Wahid’s book is first and foremost a plaintive and heart breaking invocation of the Indian Constitution. He begins his memoir by quoting Article 20 of the Constitution, which states that ‘no person accused of an offence shall be compelled to be a witness against himself.’ However, laws such as TADA, POTA and MCOCA subvert that principle by making ‘confessions’ made to the police admissible as evidence. As Wahid shows, for all of his 12 co-accused, their ‘confession’ itself became their conviction. Torture is practised as a veritable policy by the use of diverse techniques, such as electric shocks, injection of burning oil into the anus, waterboarding, and the plucking out of hair or nails. The confessions are forced out also through psychological abuse: by threatening rape on the women of their families, by shaming them in public, snatching away their burqas, and by incessantly abusing their Gods and Prophets. When one sees one’s family facing such humiliation, says Wahid, one submits to anything.
There is no dearth of black humour in Wahid’s book. The police is very careful not to injure prisoners where visible bruises might embarrass them before a judge, so they only beat them on the soles, palms or private parts. The belt they use to thrash has sardonic labels such as meri aawaz suno, bolne wala patta, andha qanun. When they forcibly record scripted confessions before a camera, to be sold to a TV channel, they insist that the prisoner appears relaxed and speaks with a sense of casual triumph. The only problem: the prisoner is supposed to do so while getting beaten up during breaks.
Written in lucid yet elegant prose, the book is astonishingly free of self pity. Wahid’s experience as a school master
serves him well as he puts together this chronicle of unbearable trauma with exceptional coherence. Indeed, the detail, the mastery of law, and the accuracy of description used by this book make this perhaps the first police procedural in the world which shows us state power in all its vulgar glory from below.
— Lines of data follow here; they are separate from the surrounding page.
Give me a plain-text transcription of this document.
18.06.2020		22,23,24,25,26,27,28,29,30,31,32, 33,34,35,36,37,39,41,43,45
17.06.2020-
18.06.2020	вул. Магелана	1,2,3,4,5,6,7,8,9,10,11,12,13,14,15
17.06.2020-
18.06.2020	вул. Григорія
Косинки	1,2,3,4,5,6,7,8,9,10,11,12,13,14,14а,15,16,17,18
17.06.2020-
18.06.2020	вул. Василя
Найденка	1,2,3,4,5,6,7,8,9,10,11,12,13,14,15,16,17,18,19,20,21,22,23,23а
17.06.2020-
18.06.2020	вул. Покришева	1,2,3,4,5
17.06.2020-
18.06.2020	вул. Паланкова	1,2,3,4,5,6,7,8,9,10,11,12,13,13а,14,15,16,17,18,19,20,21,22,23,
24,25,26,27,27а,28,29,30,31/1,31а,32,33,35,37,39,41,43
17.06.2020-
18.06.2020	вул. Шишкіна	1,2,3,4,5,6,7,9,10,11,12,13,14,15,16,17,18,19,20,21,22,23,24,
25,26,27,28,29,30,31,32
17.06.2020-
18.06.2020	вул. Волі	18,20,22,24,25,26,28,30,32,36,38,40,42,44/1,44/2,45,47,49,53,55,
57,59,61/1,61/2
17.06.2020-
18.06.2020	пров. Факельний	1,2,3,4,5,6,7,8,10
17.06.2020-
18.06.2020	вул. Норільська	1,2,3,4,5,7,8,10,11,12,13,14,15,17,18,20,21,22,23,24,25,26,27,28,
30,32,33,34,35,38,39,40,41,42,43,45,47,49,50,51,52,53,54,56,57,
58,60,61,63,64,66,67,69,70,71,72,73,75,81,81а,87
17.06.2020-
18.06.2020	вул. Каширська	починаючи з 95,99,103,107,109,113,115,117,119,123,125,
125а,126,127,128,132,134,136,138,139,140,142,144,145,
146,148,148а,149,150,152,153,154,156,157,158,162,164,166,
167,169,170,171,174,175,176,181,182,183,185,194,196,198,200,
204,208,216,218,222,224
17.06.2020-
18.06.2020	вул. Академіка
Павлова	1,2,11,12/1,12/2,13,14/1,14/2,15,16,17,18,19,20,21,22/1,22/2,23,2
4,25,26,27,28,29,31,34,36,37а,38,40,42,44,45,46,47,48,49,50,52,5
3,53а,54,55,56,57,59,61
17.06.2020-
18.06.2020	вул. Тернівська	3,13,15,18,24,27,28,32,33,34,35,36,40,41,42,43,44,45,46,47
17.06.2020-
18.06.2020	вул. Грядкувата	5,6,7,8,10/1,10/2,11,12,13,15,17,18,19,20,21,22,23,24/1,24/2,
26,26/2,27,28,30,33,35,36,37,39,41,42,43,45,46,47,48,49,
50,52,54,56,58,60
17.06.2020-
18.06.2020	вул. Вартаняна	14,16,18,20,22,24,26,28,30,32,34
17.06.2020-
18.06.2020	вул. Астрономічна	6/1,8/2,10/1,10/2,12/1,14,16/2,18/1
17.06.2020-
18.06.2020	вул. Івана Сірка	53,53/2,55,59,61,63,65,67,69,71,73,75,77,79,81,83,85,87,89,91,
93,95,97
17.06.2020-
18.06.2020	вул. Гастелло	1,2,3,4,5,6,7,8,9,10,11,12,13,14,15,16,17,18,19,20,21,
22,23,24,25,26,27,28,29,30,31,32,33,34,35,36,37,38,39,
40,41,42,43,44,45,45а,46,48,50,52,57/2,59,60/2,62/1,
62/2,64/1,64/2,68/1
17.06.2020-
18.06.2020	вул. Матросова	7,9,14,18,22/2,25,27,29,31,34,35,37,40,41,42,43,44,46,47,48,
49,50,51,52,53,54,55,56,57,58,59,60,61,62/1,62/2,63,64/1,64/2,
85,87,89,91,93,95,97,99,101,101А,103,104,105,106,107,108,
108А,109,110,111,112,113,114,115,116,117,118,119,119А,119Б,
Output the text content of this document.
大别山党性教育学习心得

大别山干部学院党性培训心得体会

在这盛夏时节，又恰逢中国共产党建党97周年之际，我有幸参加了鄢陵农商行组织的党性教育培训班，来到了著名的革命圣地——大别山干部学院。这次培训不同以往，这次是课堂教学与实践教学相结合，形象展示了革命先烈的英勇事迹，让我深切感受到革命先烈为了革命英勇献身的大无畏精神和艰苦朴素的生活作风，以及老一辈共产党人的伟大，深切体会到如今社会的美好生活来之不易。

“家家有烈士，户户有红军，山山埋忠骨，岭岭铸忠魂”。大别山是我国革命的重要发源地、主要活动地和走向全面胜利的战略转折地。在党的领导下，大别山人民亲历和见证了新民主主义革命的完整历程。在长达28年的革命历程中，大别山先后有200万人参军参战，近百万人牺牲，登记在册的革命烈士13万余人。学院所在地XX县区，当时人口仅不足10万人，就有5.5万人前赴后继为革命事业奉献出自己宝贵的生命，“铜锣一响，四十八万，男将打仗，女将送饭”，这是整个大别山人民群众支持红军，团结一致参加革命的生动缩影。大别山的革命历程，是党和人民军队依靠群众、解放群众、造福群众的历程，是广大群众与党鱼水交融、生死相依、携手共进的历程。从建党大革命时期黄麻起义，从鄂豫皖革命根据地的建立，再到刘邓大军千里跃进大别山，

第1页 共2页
But the book’s most resplendent part is the triumph of the human spirit as it narrates the struggle and resistance mounted by Wahid and some of the other accused. This resistance was both emotional and techno-legal as they insisted, at each stage, on the law and procedure being followed. For instance, they would repeatedly tell their magistrates about being tortured, they kept logs of each visit to the police station, of each stage of the inquiry, of their activities, of visits by the police inside jail (totally illegal). They made fantastic use of the RTI to track the movement of police vehicles using their log book, to use the movement of DCPs (busy with the Prime Minister’s security on the day they were supposedly recording confessions), and to find out how many of the police witnesses were implicated in other cases and had appeared as police witnesses in which earlier cases. No wonder the government has moved to dilute the Right to Information Act. Wahid prescribes a behaviour-and-conduct tool kit to deal with every situation that an accused may face. What to do in case of house searches, in case of beatings (shout, shout and shout and keep twisting so that you get hurt in a body part that is visible to a judge), complain, keep a log book, keep newspaper cuttings, force the judge to take things on record, keep saying I am innocent during narco tests. The essence of Wahid’s primer is that if you complain and resist and appear as a troublemaker there are more chances of escaping than if you are submissive and compliant.
Wahid is now part of a collective called the Innocence Network, which fights for the rights of the other innocent accused all over the world. He lectures, talks and travels. In this book he lays bare not just his journey but also the entire apparatus of the state. In the process, he has given us an extraordinary story, a saga of crime and punishment, of a wilful extermination of innocence where massacres result not in justice but in the butchery of other souls. It is no less than an Indian Chernobyl which awaits its visual chroniclers. This is a book that deserves to be translated into every language.